4. Learned counsel for the State has also pointed out to me form A which is the application for grant of licence and Form B which lays down the terms and conditions of the licence. Under Form B the liceneee is permitted to do business at a specified place and to store his foodgrains at such place. In the instant case the finding that has been recorded is that the contraband rice which has been seized by the Police, belonged to the Fair Price Shop of Gopal Krishna Srivastava. As such the rice should have been sold and stored at that Place. The rice, as a matter of fact, was seized while it was being negotiated for sale in the market. The defence set up by Balram Lal, father of the licencee Gopal Krishna has been repelled by the Courts below. It is thus clear that the rice belonged to the Fair Price Shop. As such, its sale at a place other than the Fair Price Shop was a clear contravention of the provisions of U.P. Grain Dealers Licensing and Restriction of Hoarding Order. 1976. In this view of the matter, the Court below was perfectly justified in confiscating the rice in question.

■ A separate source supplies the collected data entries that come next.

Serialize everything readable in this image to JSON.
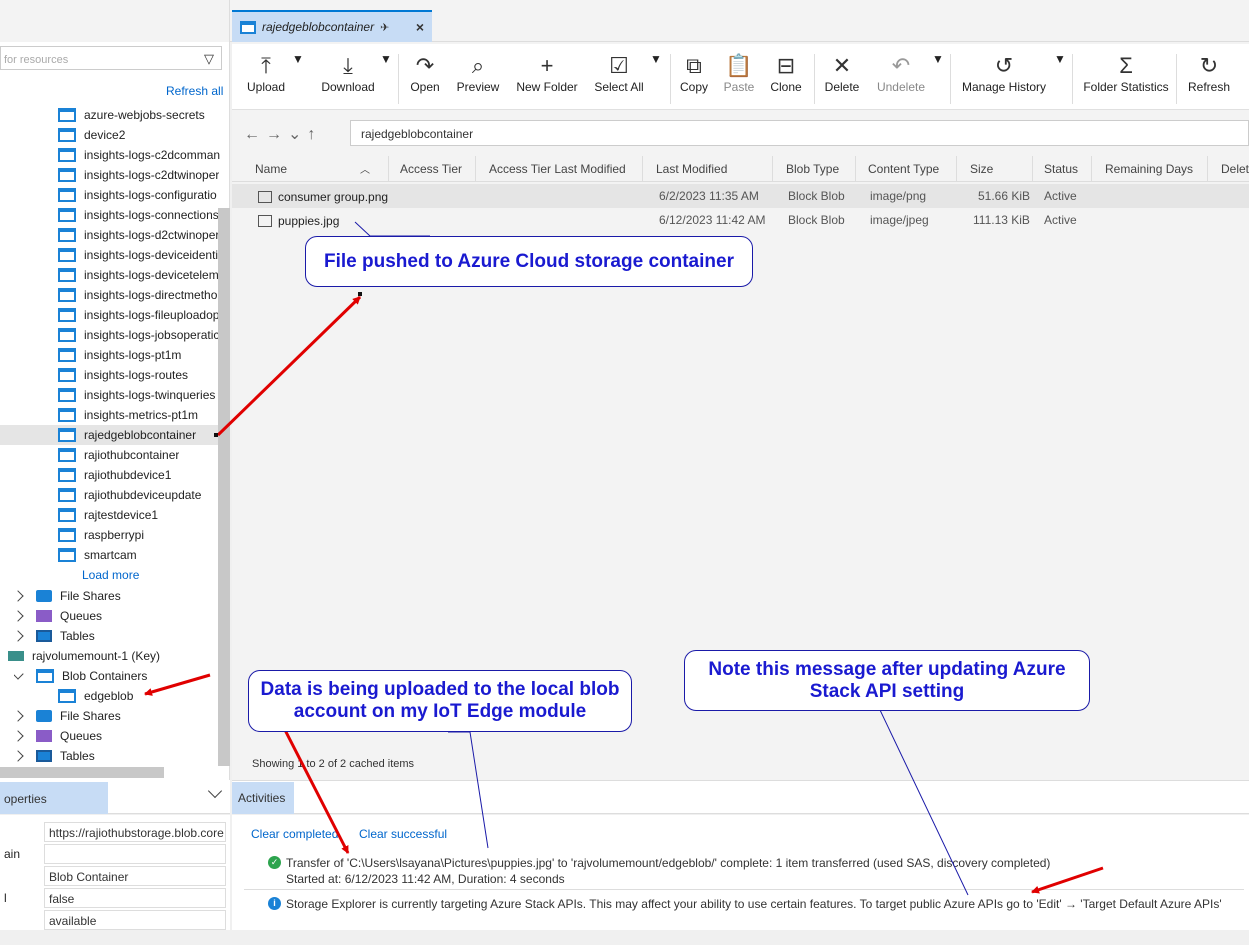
{
  "tab": {
    "title": "rajedgeblobcontainer",
    "close": "×"
  },
  "left": {
    "search_placeholder": "for resources",
    "refresh_all": "Refresh all",
    "containers": [
      "azure-webjobs-secrets",
      "device2",
      "insights-logs-c2dcomman",
      "insights-logs-c2dtwinoper",
      "insights-logs-configuratio",
      "insights-logs-connections",
      "insights-logs-d2ctwinoper",
      "insights-logs-deviceidenti",
      "insights-logs-devicetelem",
      "insights-logs-directmetho",
      "insights-logs-fileuploadop",
      "insights-logs-jobsoperatic",
      "insights-logs-pt1m",
      "insights-logs-routes",
      "insights-logs-twinqueries",
      "insights-metrics-pt1m",
      "rajedgeblobcontainer",
      "rajiothubcontainer",
      "rajiothubdevice1",
      "rajiothubdeviceupdate",
      "rajtestdevice1",
      "raspberrypi",
      "smartcam"
    ],
    "load_more": "Load more",
    "file_shares": "File Shares",
    "queues": "Queues",
    "tables": "Tables",
    "account2": "rajvolumemount-1 (Key)",
    "blob_containers": "Blob Containers",
    "edgeblob": "edgeblob",
    "file_shares2": "File Shares",
    "queues2": "Queues",
    "tables2": "Tables"
  },
  "properties": {
    "tab": "operties",
    "rows": [
      {
        "key": "",
        "value": "https://rajiothubstorage.blob.core"
      },
      {
        "key": "ain",
        "value": ""
      },
      {
        "key": "",
        "value": "Blob Container"
      },
      {
        "key": "l",
        "value": "false"
      },
      {
        "key": "",
        "value": "available"
      }
    ]
  },
  "toolbar": {
    "upload": "Upload",
    "download": "Download",
    "open": "Open",
    "preview": "Preview",
    "new_folder": "New Folder",
    "select_all": "Select All",
    "copy": "Copy",
    "paste": "Paste",
    "clone": "Clone",
    "delete": "Delete",
    "undelete": "Undelete",
    "manage_history": "Manage History",
    "folder_statistics": "Folder Statistics",
    "refresh": "Refresh"
  },
  "path": "rajedgeblobcontainer",
  "columns": [
    "Name",
    "Access Tier",
    "Access Tier Last Modified",
    "Last Modified",
    "Blob Type",
    "Content Type",
    "Size",
    "Status",
    "Remaining Days",
    "Delet"
  ],
  "rows": [
    {
      "name": "consumer group.png",
      "modified": "6/2/2023 11:35 AM",
      "type": "Block Blob",
      "content": "image/png",
      "size": "51.66 KiB",
      "status": "Active"
    },
    {
      "name": "puppies.jpg",
      "modified": "6/12/2023 11:42 AM",
      "type": "Block Blob",
      "content": "image/jpeg",
      "size": "111.13 KiB",
      "status": "Active"
    }
  ],
  "showing": "Showing 1 to 2 of 2 cached items",
  "activities": {
    "tab": "Activities",
    "clear_completed": "Clear completed",
    "clear_successful": "Clear successful",
    "transfer_line1": "Transfer of 'C:\\Users\\lsayana\\Pictures\\puppies.jpg' to 'rajvolumemount/edgeblob/' complete: 1 item transferred (used SAS, discovery completed)",
    "transfer_line2": "Started at: 6/12/2023 11:42 AM, Duration: 4 seconds",
    "info_line": "Storage Explorer is currently targeting Azure Stack APIs. This may affect your ability to use certain features. To target public Azure APIs go to 'Edit' → 'Target Default Azure APIs'"
  },
  "callouts": {
    "pushed": "File pushed to Azure Cloud storage container",
    "uploaded": "Data is being uploaded to the local blob account on my IoT Edge module",
    "note": "Note this message after updating Azure Stack API setting"
  },
  "colors": {
    "accent": "#0078d4",
    "tab_bg": "#c7dcf5",
    "callout_text": "#1a1ad0",
    "arrow": "#e00000"
  }
}
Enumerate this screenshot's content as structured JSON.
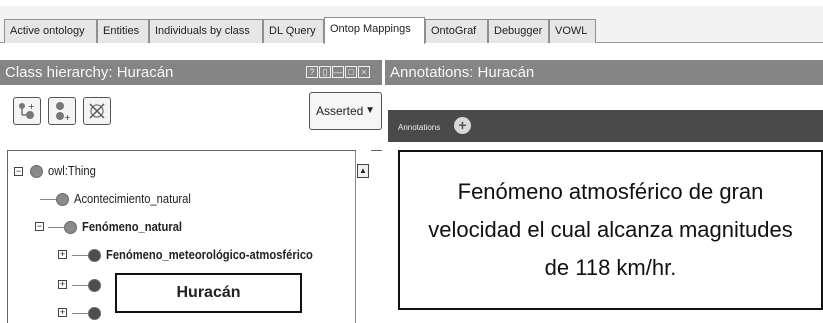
{
  "tabs": [
    {
      "label": "Active ontology"
    },
    {
      "label": "Entities"
    },
    {
      "label": "Individuals by class"
    },
    {
      "label": "DL Query"
    },
    {
      "label": "Ontop Mappings",
      "active": true
    },
    {
      "label": "OntoGraf"
    },
    {
      "label": "Debugger"
    },
    {
      "label": "VOWL"
    }
  ],
  "class_panel": {
    "title": "Class hierarchy: Huracán",
    "toolbar": [
      {
        "icon": "add-subclass-icon"
      },
      {
        "icon": "add-sibling-class-icon"
      },
      {
        "icon": "delete-class-icon"
      }
    ],
    "mode": "Asserted",
    "tree": [
      {
        "label": "owl:Thing",
        "expander": "−"
      },
      {
        "label": "Acontecimiento_natural"
      },
      {
        "label": "Fenómeno_natural",
        "expander": "−"
      },
      {
        "label": "Fenómeno_meteorológico-atmosférico",
        "expander": "+"
      },
      {
        "label": "",
        "expander": "+"
      },
      {
        "label": "",
        "expander": "+"
      }
    ],
    "selected_label": "Huracán"
  },
  "annotations_panel": {
    "title": "Annotations: Huracán",
    "section_label": "Annotations",
    "description": "Fenómeno atmosférico de gran velocidad el cual alcanza magnitudes de 118 km/hr."
  }
}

5. Powers of revision under Section 439, Cr. P.C. are to be exercised very sparingly and only in those cases where there is manifest miscarriage of justice. In the instant case the impugned order which has been passed by the Collector is that the rice shall be sold and its proceeds deposited in the Treasury for disposal in accordance with the law. It goes without saying that if the accused is ultimately found not guilty in the trial he would get the price of the rice deposited in the manner aforesaid. No prejudice would be caused to him, as a result of the sale of the rice at this stage. As such the impugned order cannot be interfered with. I am supported in my view by a Division Bench of this Court reported in 1979 All Cri C 201. Hari Ram Gupta v. State of U.P.
6. Counsel for the applicant has relied upon a single Judge decision of this Court reported in 1979 All Cri R 210 (213), Shiv Charan Lal v. State. That case was decided upon its own facts. In that case the position was that the police had submitted the final report with regard to the prosecution of the accused under Section 3/7 of the E. C. Act. Subsequently an application was made under Section 6A of the Act for confiscation of the commodity. In those circumstances the single Judge was of opinion that further evidence was required for proof of the prosecution case and for confiscation of the commodity. In the instant case a report was lodged by the Station Officer in writing and written replies were submitted by both the applicants Balram Lal as well as Jagannath who claim to be the owner of the rice, The application and objections were considered by the Magistrate and the plea taken up by Balram having been rejected the instant order of confiscation was passed. It cannot be said that this order is illegal or unjust which requires interference by this Court in the exercise of revisional powers.
7. There is no merit in this revision which is hereby rejected.